Author  :  Jiang Hong     Source  :    Chinese Social Sciences Today     2016-01-27

In his book Freefall (2010), Nobel laureate Joseph Stiglitz  warned that  a “Great Malaise” may prevail around the globe.

LONDON—The growth of the world economy should accelerate modestly to 2.9 percent compared to 2.4 percent in 2014, according to the World Bank’s January 2016 Global Economic Prospects.

In 2015, commodity prices fell, and trade and capital flows weakened. There was volatility in the financial market while global economic growth fell short of expectations.

Looking ahead, nearly universal weakness in most emerging markets means global growth will depend heavily on the continued recovery of developed countries, the stabilization of commodity prices, and China’s transition to an economy based on services and driven by domestic demand, according to the bank.

While some experts are cautiously optimistic about global prospects, others predict the factors that hampered the world economy in 2015 will continue to do so in 2016 and could intensify. Structural reform is urgently needed to prevent the global economy from sliding into prolonged stagnation or even depression.

“In 2016, global growth should pick up. But it will be a very modest recovery, especially among developing countries,” said World Bank Lead Economist Franziska Ohnsorge. If emerging markets slow down simultaneously, that could impede global growth considerably, she added.

“2016 could be better if the euro area and Japan accelerate and China does not decelerate too much,” said Daniel Gros, director of the Centre for European Policy Studies (CEPS). While the falling oil prices have depressed exporters’ incomes in the short term, the stimulus to OECD countries should outweigh the negative impact in the medium to long term, thus contributing to growth in 2016, he said.

Ohnsorge said the slowdown of China’s economy also delivers a message that the quality of growth is being emphasized. The slowdown is needed to rebalance growth to a more sustainable model with less financial volatility.

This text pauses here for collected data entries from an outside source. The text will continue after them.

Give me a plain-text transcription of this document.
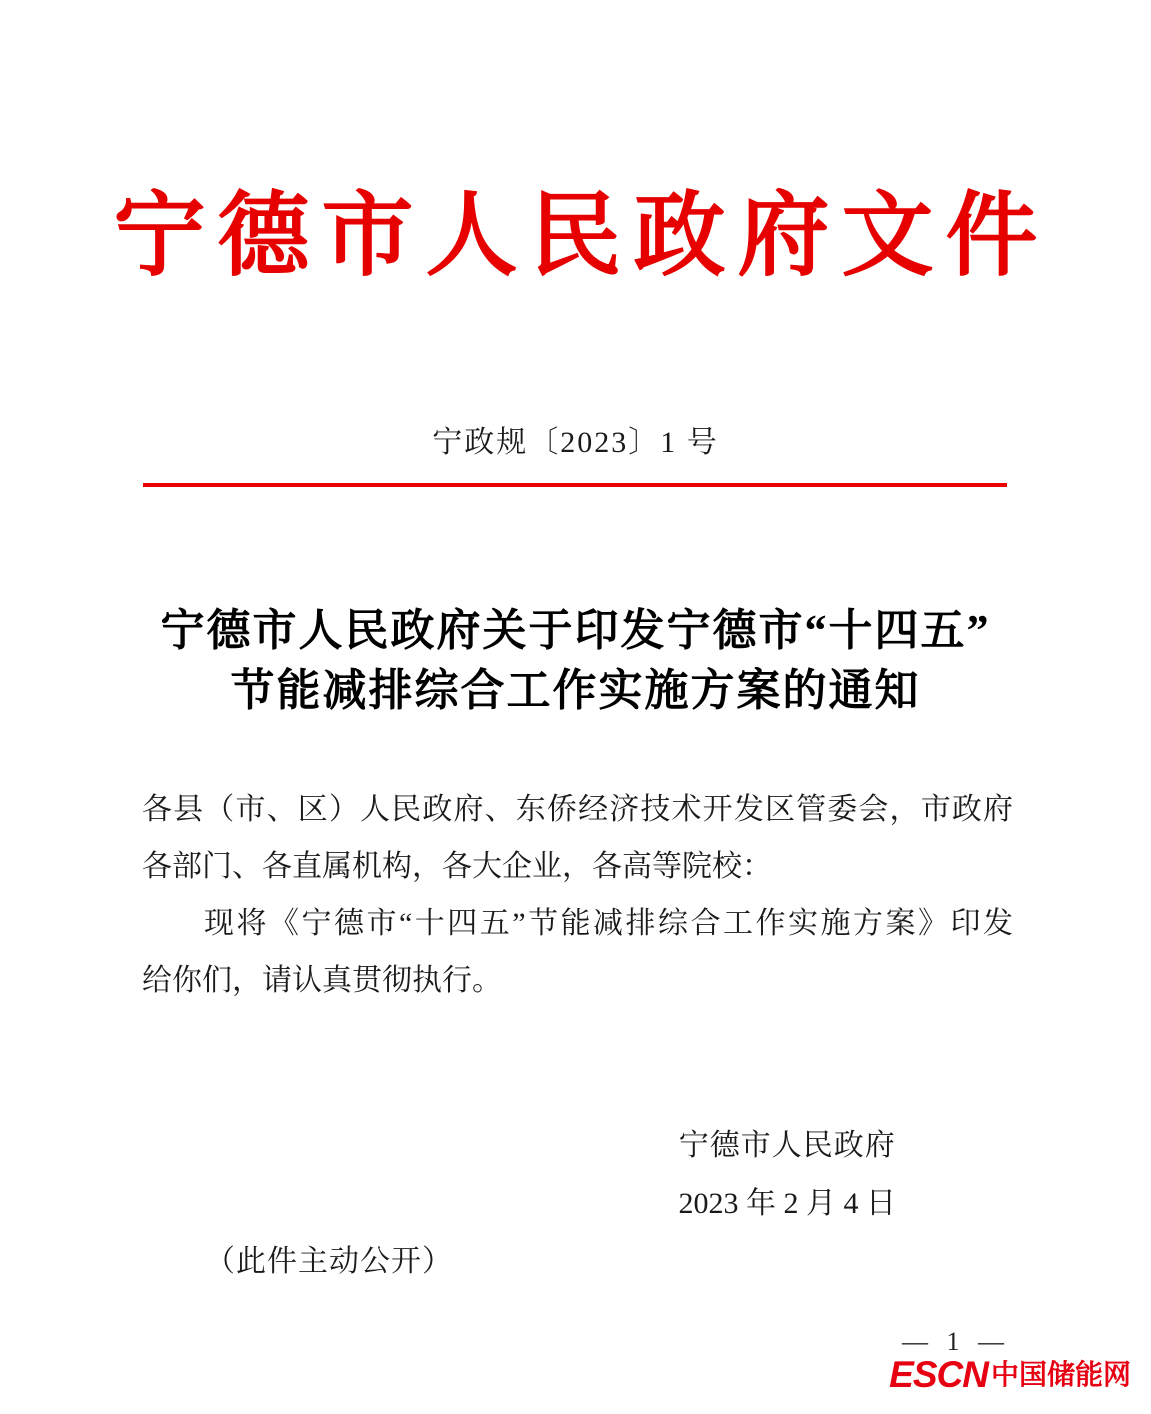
宁德市人民政府文件
宁政规〔2023〕1 号
宁德市人民政府关于印发宁德市“十四五”
节能减排综合工作实施方案的通知
各县（市、区）人民政府、东侨经济技术开发区管委会，市政府
各部门、各直属机构，各大企业，各高等院校：
现将《宁德市“十四五”节能减排综合工作实施方案》印发
给你们，请认真贯彻执行。
宁德市人民政府
2023 年 2 月 4 日
（此件主动公开）
— 1 —
ESCN 中国储能网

In addition to the anemic recovery in most emerging markets, risks to the world economy also include financial stress stemming from the US Federal Reserve tightening cycle and intensified geopolitical tensions, according to the World Bank.

“2015 looks ‘mediocre’ only by standard of the bubble years,” said Gros, adding that he does not see any danger of a prolonged stagnation, except in Europe and Japan, where total GDP might stagnate as the active population declines. Still, per capita income is on the rise in those regions, he said.

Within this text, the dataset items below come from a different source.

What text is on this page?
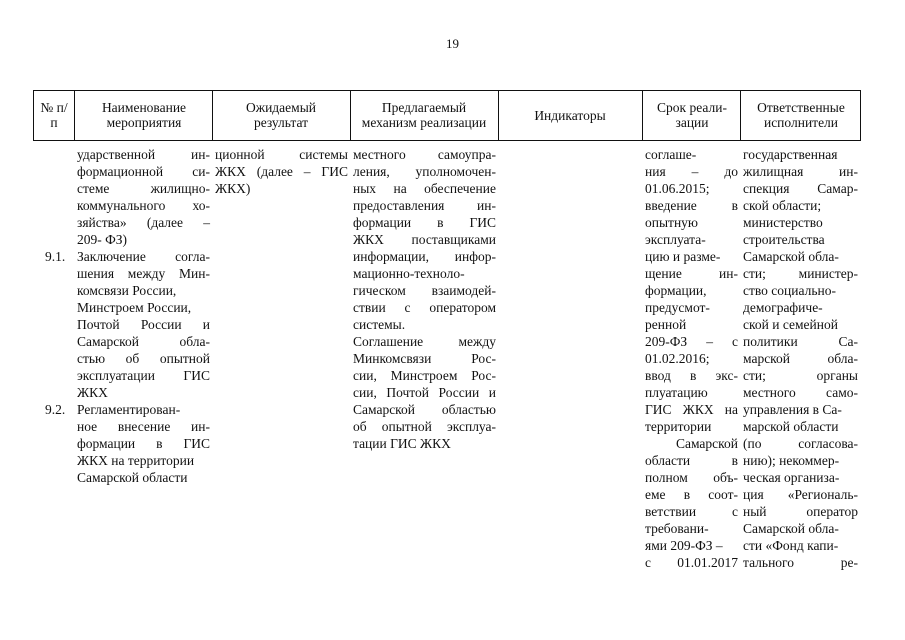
19
№ п/п
Наименование мероприятия
Ожидаемый результат
Предлагаемый механизм реализации	Индикаторы	Срок реали-зации
Ответственные исполнители
9.1.
9.2.
ударственной ин-
формационной си-
стеме жилищно-
коммунального хо-
зяйства» (далее –
209- ФЗ)
Заключение согла-
шения между Мин-
комсвязи России,
Минстроем России,
Почтой России и
Самарской обла-
стью об опытной
эксплуатации ГИС
ЖКХ
Регламентирован-
ное внесение ин-
формации в ГИС
ЖКХ на территории
Самарской области
ционной системы
ЖКХ (далее – ГИС
ЖКХ)
местного самоупра-
ления, уполномочен-
ных на обеспечение
предоставления ин-
формации в ГИС
ЖКХ поставщиками
информации, инфор-
мационно-техноло-
гическом взаимодей-
ствии с оператором
системы.
Соглашение между
Минкомсвязи Рос-
сии, Минстроем Рос-
сии, Почтой России и
Самарской областью
об опытной эксплуа-
тации ГИС ЖКХ
соглаше-
ния – до
01.06.2015;
введение в
опытную
эксплуата-
цию и разме-
щение ин-
формации,
предусмот-
ренной
209-ФЗ – с
01.02.2016;
ввод в экс-
плуатацию
ГИС ЖКХ на
территории
Самарской
области в
полном объ-
еме в соот-
ветствии с
требовани-
ями 209-ФЗ –
с 01.01.2017
государственная
жилищная ин-
спекция Самар-
ской области;
министерство
строительства
Самарской обла-
сти; министер-
ство социально-
демографиче-
ской и семейной
политики Са-
марской обла-
сти; органы
местного само-
управления в Са-
марской области
(по согласова-
нию); некоммер-
ческая организа-
ция «Региональ-
ный оператор
Самарской обла-
сти «Фонд капи-
тального ре-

In general, more aggregate demand would be useful. At the same time, the actual needs vary across different countries and regions. The euro area, for example, needs to liberalize its labor and product markets to increase flexibility, and India needs more investment and lower barriers to trade for its manufacturing sector to grow, Gros said.

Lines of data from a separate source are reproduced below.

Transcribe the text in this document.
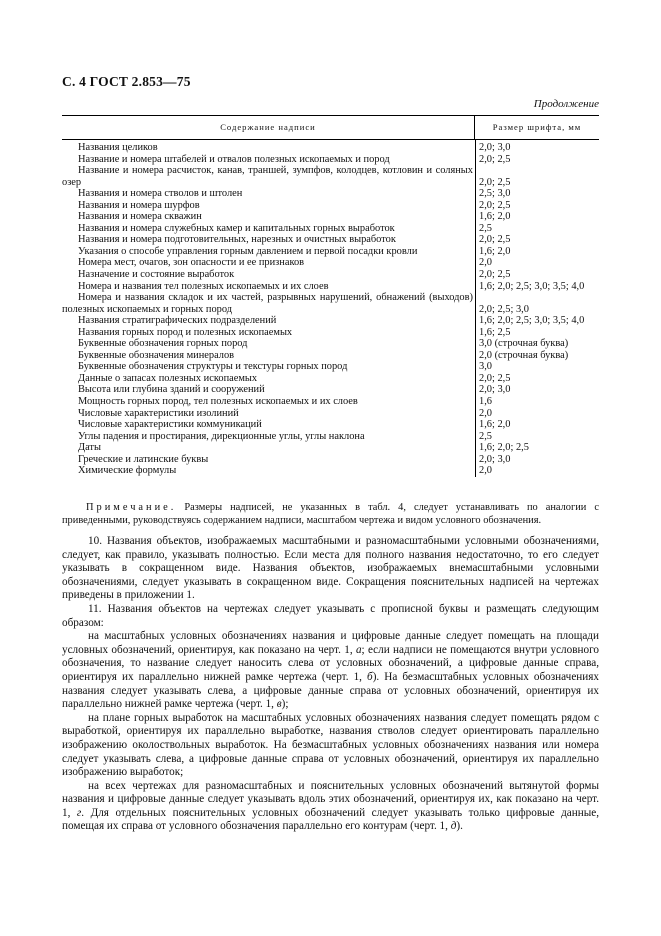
С. 4 ГОСТ 2.853—75
Продолжение
Содержание надписи	Размер шрифта, мм
Названия целиков	2,0; 3,0
Название и номера штабелей и отвалов полезных ископаемых и пород	2,0; 2,5
Название и номера расчисток, канав, траншей, зумпфов, колодцев, котловин и соляных озер	2,0; 2,5
Названия и номера стволов и штолен	2,5; 3,0
Названия и номера шурфов	2,0; 2,5
Названия и номера скважин	1,6; 2,0
Названия и номера служебных камер и капитальных горных выработок	2,5
Названия и номера подготовительных, нарезных и очистных выработок	2,0; 2,5
Указания о способе управления горным давлением и первой посадки кровли	1,6; 2,0
Номера мест, очагов, зон опасности и ее признаков	2,0
Назначение и состояние выработок	2,0; 2,5
Номера и названия тел полезных ископаемых и их слоев	1,6; 2,0; 2,5; 3,0; 3,5; 4,0
Номера и названия складок и их частей, разрывных нарушений, обнажений (выходов) полезных ископаемых и горных пород	2,0; 2,5; 3,0
Названия стратиграфических подразделений	1,6; 2,0; 2,5; 3,0; 3,5; 4,0
Названия горных пород и полезных ископаемых	1,6; 2,5
Буквенные обозначения горных пород	3,0 (строчная буква)
Буквенные обозначения минералов	2,0 (строчная буква)
Буквенные обозначения структуры и текстуры горных пород	3,0
Данные о запасах полезных ископаемых	2,0; 2,5
Высота или глубина зданий и сооружений	2,0; 3,0
Мощность горных пород, тел полезных ископаемых и их слоев	1,6
Числовые характеристики изолиний	2,0
Числовые характеристики коммуникаций	1,6; 2,0
Углы падения и простирания, дирекционные углы, углы наклона	2,5
Даты	1,6; 2,0; 2,5
Греческие и латинские буквы	2,0; 3,0
Химические формулы	2,0
Примечание. Размеры надписей, не указанных в табл. 4, следует устанавливать по аналогии с приведенными, руководствуясь содержанием надписи, масштабом чертежа и видом условного обозначения.

10. Названия объектов, изображаемых масштабными и разномасштабными условными обозначениями, следует, как правило, указывать полностью. Если места для полного названия недостаточно, то его следует указывать в сокращенном виде. Названия объектов, изображаемых внемасштабными условными обозначениями, следует указывать в сокращенном виде. Сокращения пояснительных надписей на чертежах приведены в приложении 1.

11. Названия объектов на чертежах следует указывать с прописной буквы и размещать следующим образом:

на масштабных условных обозначениях названия и цифровые данные следует помещать на площади условных обозначений, ориентируя, как показано на черт. 1, а; если надписи не помещаются внутри условного обозначения, то название следует наносить слева от условных обозначений, а цифровые данные справа, ориентируя их параллельно нижней рамке чертежа (черт. 1, б). На безмасштабных условных обозначениях названия следует указывать слева, а цифровые данные справа от условных обозначений, ориентируя их параллельно нижней рамке чертежа (черт. 1, в);

на плане горных выработок на масштабных условных обозначениях названия следует помещать рядом с выработкой, ориентируя их параллельно выработке, названия стволов следует ориентировать параллельно изображению околоствольных выработок. На безмасштабных условных обозначениях названия или номера следует указывать слева, а цифровые данные справа от условных обозначений, ориентируя их параллельно изображению выработок;

на всех чертежах для разномасштабных и пояснительных условных обозначений вытянутой формы названия и цифровые данные следует указывать вдоль этих обозначений, ориентируя их, как показано на черт. 1, г. Для отдельных пояснительных условных обозначений следует указывать только цифровые данные, помещая их справа от условного обозначения параллельно его контурам (черт. 1, д).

When growth slows, typical policy options include monetary and fiscal policy to address cyclical slowdowns as well as structural reform to address structural slowdowns. Ohnsorge said the current slowdown underway in emerging markets has both cyclical and structural features, so both policy options could be considered.

“The problem is that many countries have run out of room for monetary and fiscal stimulus, leaving structural reform as the only solution that would have a big impact,” Ohnsorge said.

The major emerging markets have structural problems that cannot really be solved by monetary or fiscal policy,” Gros said. The oil exporters need tighter fiscal policy, while other emerging markets need to increase their productivity, and some need to either increase or lower their investments, he said.

Apparently, markets lack the capacity to easily undergo a structural self-correction, and the “Great Malaise” predicted by the Nobel laureate Joseph Stiglitz will continue to haunt the global economy unless the problem of insufficient aggregate demand is solved.

 

Jiang Hong is a reporter at the Chinese Social Sciences Today.